Outside of Tin Hat, Orton is active as an award winning film and radio composer, nominated for Best New Composer by The International Film Music Critics Association in 2006. He continues to compose concert music for a wide range of ensembles from chamber groups to full orchestra. He is a multi-instrumentalist, performing on all manner of guitars, keyboards and percussion. Orton has written and performed scores for films including "The Good Girl," directed by Miguel Arteta and starring Jennifer Aniston and Jake Gyllenhaal, "The Real Dirt on Farmer John," directed by Taggert Siegel, "Sweet Land," directed by Ali Selim and starring Ned Beatty and Alan Cumming, and Tennessee Williams’ "The Loss of a Teardrop Diamond," starring Bryce Dallas Howard and Ellyn Burstyn. He has also contributed existing music to both television and film including the NBC drama ER, 2005's "Everything is Illuminated," directed by Liev Schreiber and starring Elijah Wood, and the Oscar nominated "Mushroom Club," (best documentary - short subjects 2006) directed by Steven Okazaki. Other film scores include the documentaries "Beyond Conviction," "Comrades in Dreams," "Orthodox Stance," and "Seneca Falls."

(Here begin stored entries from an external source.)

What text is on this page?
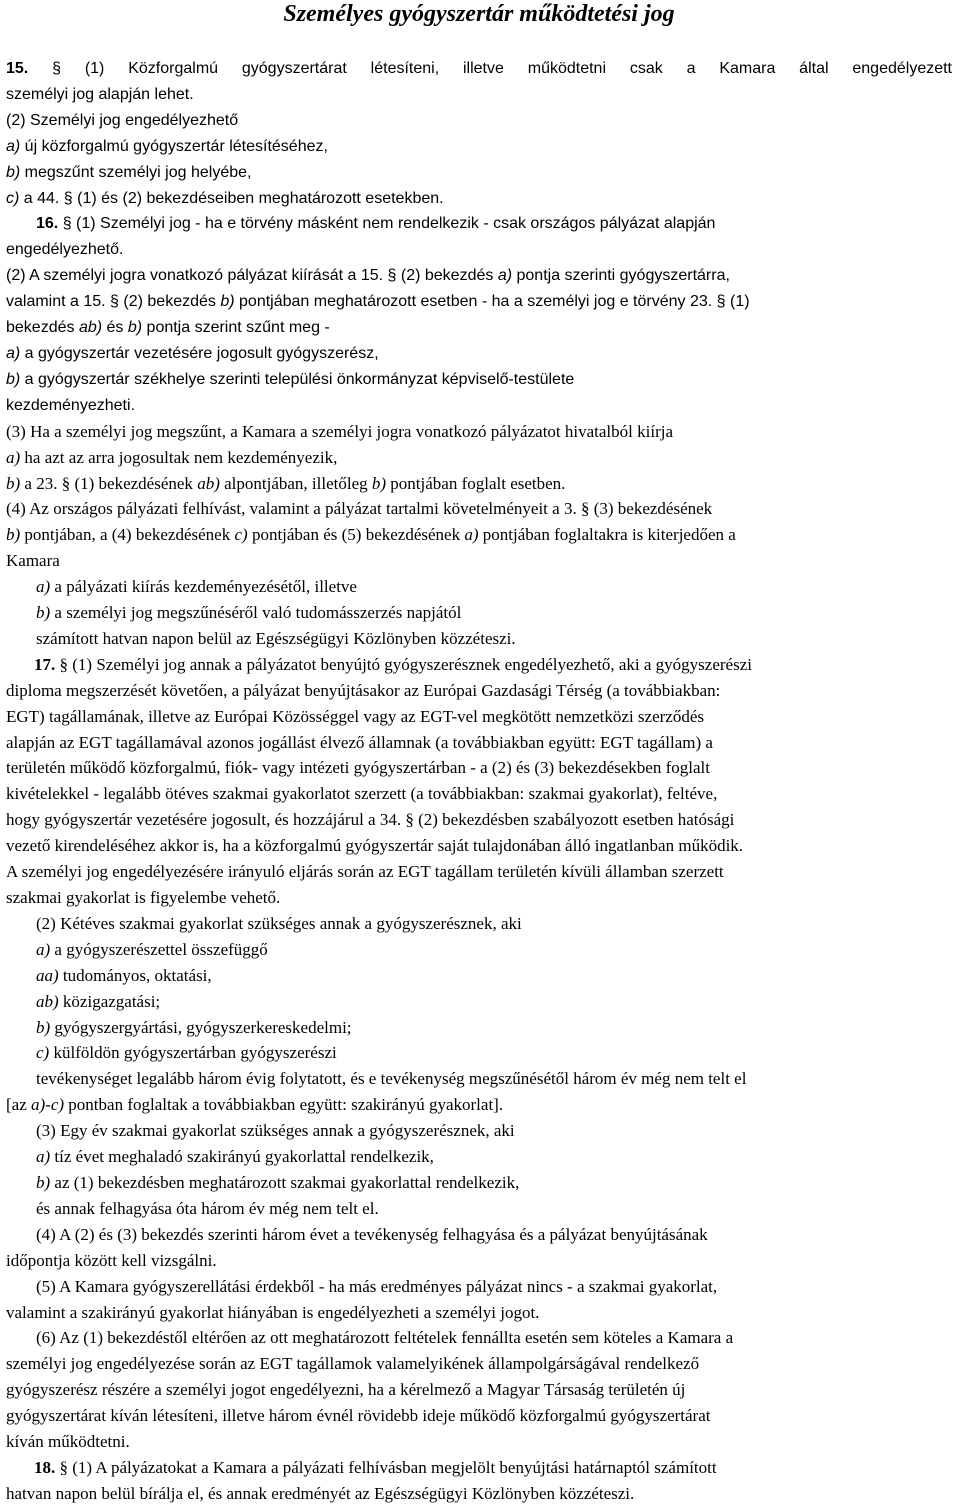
Személyes gyógyszertár működtetési jog
15. § (1) Közforgalmú gyógyszertárat létesíteni, illetve működtetni csak a Kamara által engedélyezett
személyi jog alapján lehet.
(2) Személyi jog engedélyezhető
a) új közforgalmú gyógyszertár létesítéséhez,
b) megszűnt személyi jog helyébe,
c) a 44. § (1) és (2) bekezdéseiben meghatározott esetekben.
16. § (1) Személyi jog - ha e törvény másként nem rendelkezik - csak országos pályázat alapján
engedélyezhető.
(2) A személyi jogra vonatkozó pályázat kiírását a 15. § (2) bekezdés a) pontja szerinti gyógyszertárra,
valamint a 15. § (2) bekezdés b) pontjában meghatározott esetben - ha a személyi jog e törvény 23. § (1)
bekezdés ab) és b) pontja szerint szűnt meg -
a) a gyógyszertár vezetésére jogosult gyógyszerész,
b) a gyógyszertár székhelye szerinti települési önkormányzat képviselő-testülete
kezdeményezheti.
(3) Ha a személyi jog megszűnt, a Kamara a személyi jogra vonatkozó pályázatot hivatalból kiírja
a) ha azt az arra jogosultak nem kezdeményezik,
b) a 23. § (1) bekezdésének ab) alpontjában, illetőleg b) pontjában foglalt esetben.
(4) Az országos pályázati felhívást, valamint a pályázat tartalmi követelményeit a 3. § (3) bekezdésének
b) pontjában, a (4) bekezdésének c) pontjában és (5) bekezdésének a) pontjában foglaltakra is kiterjedően a
Kamara
a) a pályázati kiírás kezdeményezésétől, illetve
b) a személyi jog megszűnéséről való tudomásszerzés napjától
számított hatvan napon belül az Egészségügyi Közlönyben közzéteszi.
17. § (1) Személyi jog annak a pályázatot benyújtó gyógyszerésznek engedélyezhető, aki a gyógyszerészi
diploma megszerzését követően, a pályázat benyújtásakor az Európai Gazdasági Térség (a továbbiakban:
EGT) tagállamának, illetve az Európai Közösséggel vagy az EGT-vel megkötött nemzetközi szerződés
alapján az EGT tagállamával azonos jogállást élvező államnak (a továbbiakban együtt: EGT tagállam) a
területén működő közforgalmú, fiók- vagy intézeti gyógyszertárban - a (2) és (3) bekezdésekben foglalt
kivételekkel - legalább ötéves szakmai gyakorlatot szerzett (a továbbiakban: szakmai gyakorlat), feltéve,
hogy gyógyszertár vezetésére jogosult, és hozzájárul a 34. § (2) bekezdésben szabályozott esetben hatósági
vezető kirendeléséhez akkor is, ha a közforgalmú gyógyszertár saját tulajdonában álló ingatlanban működik.
A személyi jog engedélyezésére irányuló eljárás során az EGT tagállam területén kívüli államban szerzett
szakmai gyakorlat is figyelembe vehető.
(2) Kétéves szakmai gyakorlat szükséges annak a gyógyszerésznek, aki
a) a gyógyszerészettel összefüggő
aa) tudományos, oktatási,
ab) közigazgatási;
b) gyógyszergyártási, gyógyszerkereskedelmi;
c) külföldön gyógyszertárban gyógyszerészi
tevékenységet legalább három évig folytatott, és e tevékenység megszűnésétől három év még nem telt el
[az a)-c) pontban foglaltak a továbbiakban együtt: szakirányú gyakorlat].
(3) Egy év szakmai gyakorlat szükséges annak a gyógyszerésznek, aki
a) tíz évet meghaladó szakirányú gyakorlattal rendelkezik,
b) az (1) bekezdésben meghatározott szakmai gyakorlattal rendelkezik,
és annak felhagyása óta három év még nem telt el.
(4) A (2) és (3) bekezdés szerinti három évet a tevékenység felhagyása és a pályázat benyújtásának
időpontja között kell vizsgálni.
(5) A Kamara gyógyszerellátási érdekből - ha más eredményes pályázat nincs - a szakmai gyakorlat,
valamint a szakirányú gyakorlat hiányában is engedélyezheti a személyi jogot.
(6) Az (1) bekezdéstől eltérően az ott meghatározott feltételek fennállta esetén sem köteles a Kamara a
személyi jog engedélyezése során az EGT tagállamok valamelyikének állampolgárságával rendelkező
gyógyszerész részére a személyi jogot engedélyezni, ha a kérelmező a Magyar Társaság területén új
gyógyszertárat kíván létesíteni, illetve három évnél rövidebb ideje működő közforgalmú gyógyszertárat
kíván működtetni.
18. § (1) A pályázatokat a Kamara a pályázati felhívásban megjelölt benyújtási határnaptól számított
hatvan napon belül bírálja el, és annak eredményét az Egészségügyi Közlönyben közzéteszi.
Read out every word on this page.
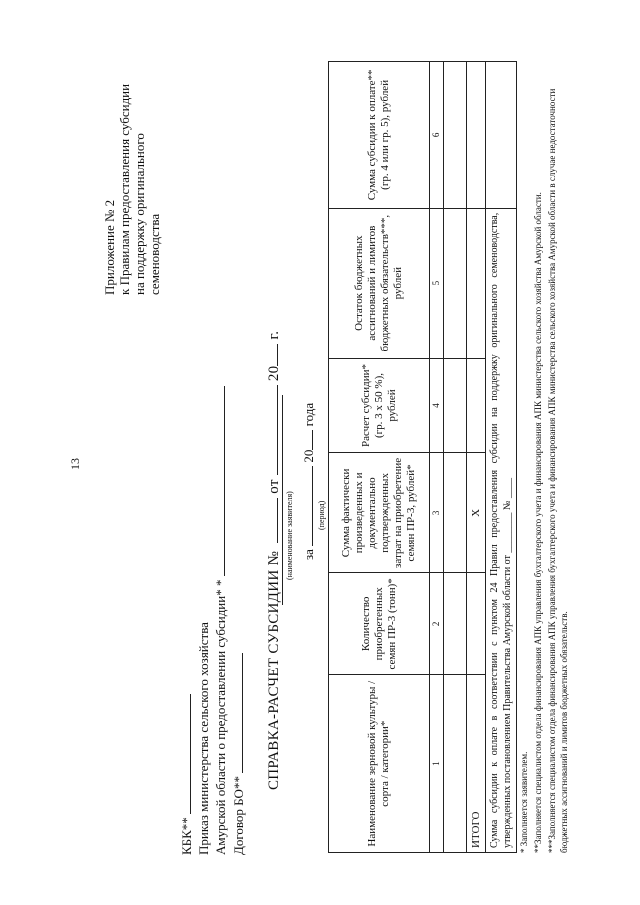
13
Приложение № 2 к Правилам предоставления субсидии на поддержку оригинального семеноводства
КБК** Приказ министерства сельского хозяйства Амурской области о предоставлении субсидии* * Договор БО**
СПРАВКА-РАСЧЕТ СУБСИДИИ №  от  20 г.
(наименование заявителя) за  20 года
(период)
Наименование зерновой культуры / сорта / категории*	Количество приобретенных семян ПР-3 (тонн)*	Сумма фактически произведенных и документально подтвержденных затрат на приобретение семян ПР-3, рублей*	Расчет субсидии* (гр. 3 х 50 %), рублей	Остаток бюджетных ассигнований и лимитов бюджетных обязательств***, рублей	Сумма субсидии к оплате** (гр. 4 или гр. 5), рублей
1	2	3	4	5	6

ИТОГО		Х			
Сумма субсидии к оплате в соответствии с пунктом 24 Правил предоставления субсидии на поддержку оригинального семеноводства, утвержденных постановлением Правительства Амурской области от ________ № ____					* Заполняется заявителем. **Заполняется специалистом отдела финансирования АПК управления бухгалтерского учета и финансирования АПК министерства сельского хозяйства Амурской области. ***Заполняется специалистом отдела финансирования АПК управления бухгалтерского учета и финансирования АПК министерства сельского хозяйства Амурской области в случае недостаточности бюджетных ассигнований и лимитов бюджетных обязательств.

Along with Tin Hat he performs with two of his own groups: Imaginary Icebergs, an ensemble of strings and clarinets with Orton on guitar, banjo, and harmonium and The Steel Trio, comprised of bass clarinet, drums, and lap steel guitar. He is busy as an arranger as well, working alongside producer Larry Klein arranging strings for Madeline Peyroux and Vienna Teng among others. He has written extensively for modern dance as well including top dance companies: Pilobolus, Donald Byrd/Spectrum Dance Theater, and Lawrence Goldhuber to name a few. Additionally, he is a founding member of "Famous Last Words And Music," an artist collective devoted to the production and live performance of experimental radio theatre. He lives in Portland, Oregon with his wife and son.